La prima tappa, sabato 28 marzo 2026, ha proposto 24 chilometri con 2.438 metri di dislivello positivo e 2.220 di tecnicissima discesa, con passaggio alla Testa del Rutor a 3.486 metri, vento forte e temperature rigide sul ghiacciaio, partenza dalle piste di La Thuile e arrivo a Valgrisenche ricalcando il tracciato inaugurale del 1933. Al maschile Xavier Gachet e William Bon Mardion, freschi vincitori della Pierra Menta, hanno fatto valere le loro doti da discesisti imponendosi davanti a Samuel Equy e Anselme Damevin e alla coppia Davide Magnini–Anton Palzer. Al femminile Axelle Mollaret e Alba De Silvestro hanno rispettato i pronostici della vigilia, seguite da Giulia Compagnoni e Noemi Junod e da Ilaria Veronese e Corinna Ghirardi.
La tappa conclusiva, domenica 29 marzo 2026, con partenza e arrivo da Planaval nel comune di Arvier, ha proposto 21 chilometri e 2.500 metri di dislivello con anello intorno allo Château-Blanc fino a quota 3.422 metri. Al maschile la gara ha riservato un clamoroso ribaltone: la rottura di uno sci ha condizionato i leader William Bon Mardion e Xavier Gachet, approfittandone Davide Magnini e Anton Palzer che hanno vinto tappa e gara complessiva davanti agli stessi Bon Mardion–Gachet e alla coppia francese Samuel Equy–Anselme Damevin. Quinti i valdostani Didier e Jacques Chanoine. Al femminile nessuna sorpresa: Mollaret e De Silvestro hanno dominato anche la seconda frazione aggiudicandosi il Millet Tour du Rutor Extrême, seguite da Compagnoni–Junod e Veronese–Ghirardi. Il quarto posto finale ha permesso a Sonia Brussoz e Marcela Vasinova di conquistare il circuito La Grande Course 2026, mentre tra gli uomini il primato del circuito è andato a William Boffelli e Alex Oberbacher grazie alla quarta piazza finale.

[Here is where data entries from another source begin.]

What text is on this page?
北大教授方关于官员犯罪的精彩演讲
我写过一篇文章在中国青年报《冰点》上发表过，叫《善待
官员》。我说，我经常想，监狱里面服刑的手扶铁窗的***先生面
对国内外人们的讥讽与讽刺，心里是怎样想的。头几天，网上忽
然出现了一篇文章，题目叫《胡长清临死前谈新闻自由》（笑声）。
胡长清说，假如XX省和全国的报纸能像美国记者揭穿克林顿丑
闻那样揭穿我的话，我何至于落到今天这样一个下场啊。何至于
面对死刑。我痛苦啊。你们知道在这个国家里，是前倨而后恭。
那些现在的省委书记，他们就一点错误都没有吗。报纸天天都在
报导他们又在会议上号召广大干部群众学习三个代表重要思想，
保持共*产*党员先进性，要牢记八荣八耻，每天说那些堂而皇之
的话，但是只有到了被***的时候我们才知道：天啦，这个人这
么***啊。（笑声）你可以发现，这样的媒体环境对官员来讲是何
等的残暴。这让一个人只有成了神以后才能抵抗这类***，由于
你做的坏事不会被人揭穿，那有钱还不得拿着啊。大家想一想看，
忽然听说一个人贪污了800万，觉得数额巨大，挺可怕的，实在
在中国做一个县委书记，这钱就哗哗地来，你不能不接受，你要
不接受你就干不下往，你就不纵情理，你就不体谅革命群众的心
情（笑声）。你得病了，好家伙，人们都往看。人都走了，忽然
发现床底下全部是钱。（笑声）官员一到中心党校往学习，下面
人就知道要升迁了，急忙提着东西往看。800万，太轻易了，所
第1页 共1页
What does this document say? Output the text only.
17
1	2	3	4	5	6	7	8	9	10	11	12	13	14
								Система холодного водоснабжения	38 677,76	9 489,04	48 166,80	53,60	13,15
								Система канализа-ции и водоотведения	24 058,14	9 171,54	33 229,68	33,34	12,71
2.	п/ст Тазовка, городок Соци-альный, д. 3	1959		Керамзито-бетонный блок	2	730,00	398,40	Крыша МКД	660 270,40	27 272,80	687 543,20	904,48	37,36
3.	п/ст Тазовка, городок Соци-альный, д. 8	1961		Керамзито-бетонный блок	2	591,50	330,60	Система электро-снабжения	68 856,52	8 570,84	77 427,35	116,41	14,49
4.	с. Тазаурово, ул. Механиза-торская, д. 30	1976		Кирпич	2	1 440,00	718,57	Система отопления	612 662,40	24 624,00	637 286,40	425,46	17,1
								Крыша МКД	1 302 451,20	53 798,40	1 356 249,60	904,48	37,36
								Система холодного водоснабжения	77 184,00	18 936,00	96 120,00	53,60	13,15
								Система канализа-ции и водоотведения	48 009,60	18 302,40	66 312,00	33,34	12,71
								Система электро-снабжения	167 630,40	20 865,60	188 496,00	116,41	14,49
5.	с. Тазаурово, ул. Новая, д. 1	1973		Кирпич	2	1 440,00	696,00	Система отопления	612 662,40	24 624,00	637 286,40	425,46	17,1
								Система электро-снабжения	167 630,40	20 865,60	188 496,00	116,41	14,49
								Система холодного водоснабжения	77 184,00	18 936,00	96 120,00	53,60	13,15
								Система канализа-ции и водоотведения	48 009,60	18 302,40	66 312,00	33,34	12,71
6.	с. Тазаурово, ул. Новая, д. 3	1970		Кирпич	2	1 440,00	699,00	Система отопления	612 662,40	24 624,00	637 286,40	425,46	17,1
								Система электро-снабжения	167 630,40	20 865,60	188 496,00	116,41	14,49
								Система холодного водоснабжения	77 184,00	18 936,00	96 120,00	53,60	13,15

In entrambe le giornate si sono svolte in parallelo le gare giovanili su tracciati dedicati. Tra gli under 20 doppio successo per il locale Davide Gadin e per Martina Scola. Negli under 18 Tommaso Gabrielli e Marlies Sartori hanno confermato il primato in entrambe le giornate. Tra gli under 16 Sofia Cloe Vesco ha vinto entrambe le prove femminili mentre la gara maschile del primo giorno era stata annullata per un problema di percorso, con Marco Previsdomini vincitore nella seconda giornata.